What does a typical engagement look like?
A written cost audit (~1 week, fixed-fee, refundable against the engagement that follows), then a 6-14 week migration: Audit → Plan → Port → Tune → Ship. Shadow traffic from week 3, eval-parity proof before any cutover, hosted baseline kept warm for 30 days post-cutover.
What if the migration doesn't work?
You stay on your hosted API. We charge for the audit and the work performed; you keep the runbooks and the cost model. We have walked away from engagements where the math did not justify the migration, that is what the audit is for.
How big is the team?
Two founders. Abhimanyu Singh leads inference-and-infra delivery end-to-end. Kaushlendra Kumar Giri (Edinburgh M.Sc. AI) leads optimization, quantization, and evaluation work. No project managers, no junior staffing, no offshore delivery centers. If we sign with you, you get us.

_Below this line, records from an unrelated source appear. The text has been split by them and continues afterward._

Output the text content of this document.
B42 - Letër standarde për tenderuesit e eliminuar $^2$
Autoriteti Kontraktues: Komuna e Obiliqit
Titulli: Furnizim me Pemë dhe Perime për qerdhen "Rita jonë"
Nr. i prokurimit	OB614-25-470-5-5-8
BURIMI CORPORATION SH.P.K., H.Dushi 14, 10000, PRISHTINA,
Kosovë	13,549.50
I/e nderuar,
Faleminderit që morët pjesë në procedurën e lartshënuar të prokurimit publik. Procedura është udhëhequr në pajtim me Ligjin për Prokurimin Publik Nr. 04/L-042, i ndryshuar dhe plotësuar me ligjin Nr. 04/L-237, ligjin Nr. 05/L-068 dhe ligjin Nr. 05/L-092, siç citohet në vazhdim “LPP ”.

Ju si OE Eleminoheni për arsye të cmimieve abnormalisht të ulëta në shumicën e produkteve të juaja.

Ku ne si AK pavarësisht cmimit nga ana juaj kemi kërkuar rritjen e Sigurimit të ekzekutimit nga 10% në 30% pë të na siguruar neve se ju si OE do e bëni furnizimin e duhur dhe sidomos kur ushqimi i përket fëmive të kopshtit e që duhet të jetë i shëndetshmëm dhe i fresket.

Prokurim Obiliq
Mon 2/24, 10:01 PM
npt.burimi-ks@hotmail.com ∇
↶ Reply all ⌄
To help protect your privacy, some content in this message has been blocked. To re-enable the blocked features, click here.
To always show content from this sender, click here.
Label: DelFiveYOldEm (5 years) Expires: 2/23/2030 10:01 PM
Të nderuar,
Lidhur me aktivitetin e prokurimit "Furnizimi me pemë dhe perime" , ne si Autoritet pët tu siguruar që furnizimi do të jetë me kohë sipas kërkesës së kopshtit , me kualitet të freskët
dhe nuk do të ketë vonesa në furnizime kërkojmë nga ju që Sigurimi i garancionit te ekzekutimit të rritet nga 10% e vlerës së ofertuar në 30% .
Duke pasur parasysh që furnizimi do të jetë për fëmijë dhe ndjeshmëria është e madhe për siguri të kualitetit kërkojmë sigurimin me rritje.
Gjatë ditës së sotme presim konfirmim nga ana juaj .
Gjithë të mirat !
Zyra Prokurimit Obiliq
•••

How many engagements do you take a year?
Small on purpose. We turn down work that is not a fit so the work we take gets the depth it needs. The cost audit (~1 week) is usually available within a week of the kickoff call.
Can you start without an audit?
In rare cases yes, usually when the migration is a follow-up to a prior engagement where we already have the cost model. For new clients, the audit is non-optional. It is the artefact that lets us both decide whether the math works.
Can I just hire you to optimize without migrating?
Yes, that is one of our most common engagements. If you are already self-hosted and your p95 latency or cost-per-token is the problem, the optimization engagement (kernels, quantization, batching, scaling) is fixed-scope and runs 4-8 weeks.